Уязвимость деспотических форм мышления как раз в том и состоит, что "пресечение дискурса, альтернативных этических высказываний автоматически означает неправоту". Только спустя годы мы стали понимать, что не все, о чем писали советские газеты, было ложью (…).
Трилогия-2. Нуклеиновая цепочка
Цепь превращений
Парижская любовь
Пёстрые полосы впечатлений промелькнули в высоте. Горизонт выровнялся – и в парижской квартире, в рабочем районе (полтора часа езды от центра) появилась она, самая порочная и беспутная, излучающая смрад порока и его двойникастый след – стерильную санитарную чистоту. Её острые груди под тонким свитерком, как две высшие точки непересекающихся вершин, её приторная улыбка и бесстыжие глаза – всё выражало острое изнеможение любви в её самой запретной форме, религиозный трепет вожделения – и этот запах порока. Она была развратней самой наглой в своем отроческом бесстыдстве девицы, порочней женщины лёгкого поведения (с её стаканом вина до и сигаретой после ("о трёх излюбленных удовольствиях"), растленней любой порнозвезды, изнемогающей в наркотической истоме стонов и конвульсий от эксгибиционизма и физического оргазма одновременно. Её католическое имя – Анна-Мария, – данное ей набожными родителями, – лишь усиливало эту червоточинку, этот прожигающий и читающий в мужчинах и женщинах самый слабый след вожделения взгляд. Её коротенькая юбочка, характерные для некоторых парижских молоденьких дамочек косички, ладная фигурка без малейшего изъяна, с такими невероятными пропорциями, что обещали ещё более невероятные вещи в скрытых под одеждой частях, какая-то всепроницающая открытость и простота в общении, моментально убиравшие всякую дистанцию между ней – и любым другим двуногим бесшерстным существом: всё казалось неповторимым, единственным, неизъяснимым. Когда она сказала, что занималась балетом (сказала как бы между прочим, добавив-спросив, какое движение я предпочёл бы), что-то исключительное, нехарактерное уже окутало меня своим властным дыханием, потому что я вдруг – неожиданно для себя самого – выпалил: grand battement. "Ах ты, наглец, – сказала она по-итальянски, на своем мягком семейном неаполитанском жаргоне, – но я тебя накажу за это. Вот продемонстрирую тебе его. Только без трусиков. А ты должен будешь демонстрацию отработать". Потом, когда она по тысяче раз делала глубокое plie над моим горизонтально вытянутым телом, с закрытыми глазами и постанывая от удовольствия, её колени и руки всё ещё сохраняли балетную грацию, а перед моими глазами так и стояла обжигающая невероятность того первого grand battement.

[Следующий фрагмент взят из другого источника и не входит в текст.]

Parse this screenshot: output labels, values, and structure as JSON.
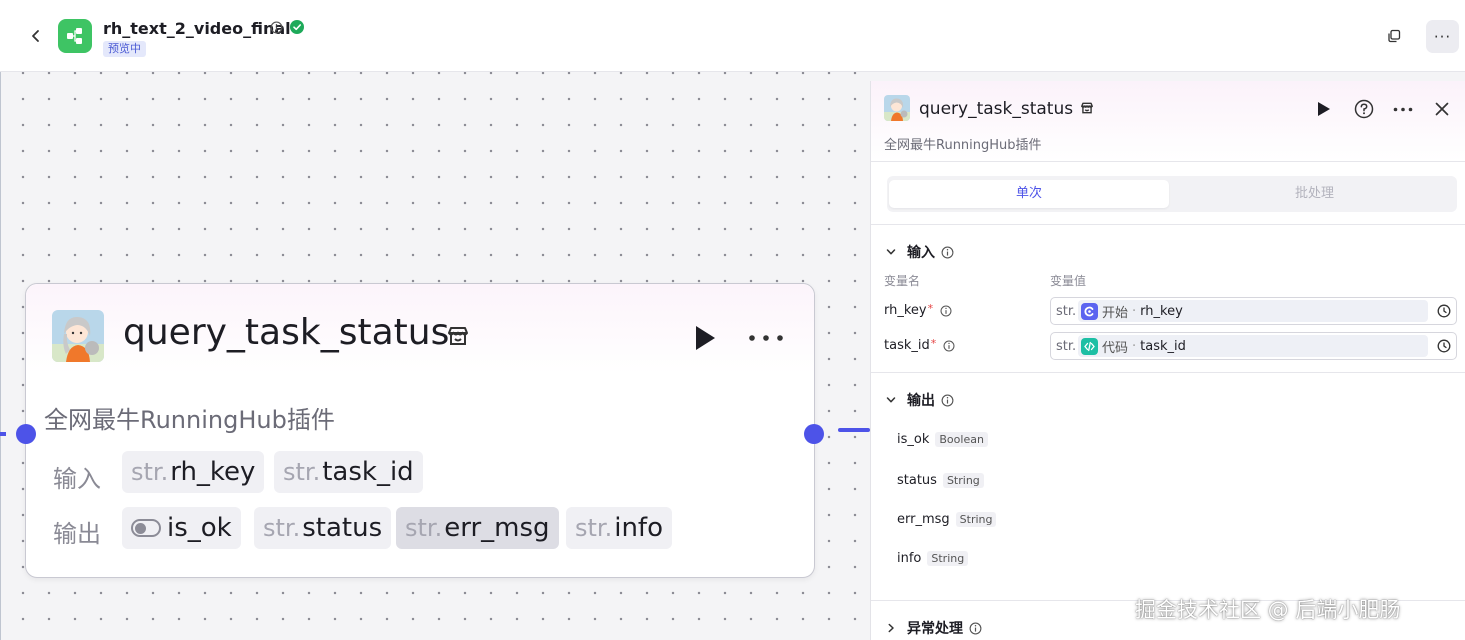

Я никогда не позволял себе задумываться над тем, что она делала между нашими встречами. Её законченная порочность рисовала в воображении разной величины приборы трёх дюжин любовников, побывавших в этом уютном тёплом "гнёздышке" до меня. Но даже если не было ни одного, всё равно её псевдо вульгарность, её податливая гибкость и наигранная изнеженность, особый жар её невесомого тела, тающего под рукой – сами по себе уже читались вызовом, изменой, зондом, закидываемым в душу партнёру с целью выяснить глубину компромисса, терпимости и готовности на всё. В своих самых физиологических позах, в самые неподходящие моменты, и днём, и ночью – она всегда оставалась законченно эстетична, не отдавая ни единого самого незначительного штриха на волю случая. Даже когда какала, когда садилась на унитаз у меня на глазах, она ставила локтями на коленки свои руки, подпирала голову ладонями – и демонстрировала задумчивую капризность – или капризную задумчивость. И потом – этот её ритуал материальной заинтересованности, симулирование выкупа за любовь, который всякий раз требовалось обыгрывать. Ей было мало стихийных, импульсивных подарков – она требовала церемонии платы, подчеркнуто делового фетиша, ролевого обыгрывания контракта. Она не желала, чтобы е й покупали; она жаждала, чтобы покупали е ё. Дитя богатых родителей, владелица добротной квартиры в этом бывшем парижском предместье (не эксклюзивном; с многочисленными арабскими магазинчиками – но вполне пристойном), – она не нуждалась ни в моих подарках, ни в билетах в театры и рестораны, которые я ей таскал. Мне стало понятно, что это умело строилась маскирующая подмена зависимости эмоциональной суррогатом зависимости материальной, и сохранение дистанции – вакцины от чрезмерной привязанности.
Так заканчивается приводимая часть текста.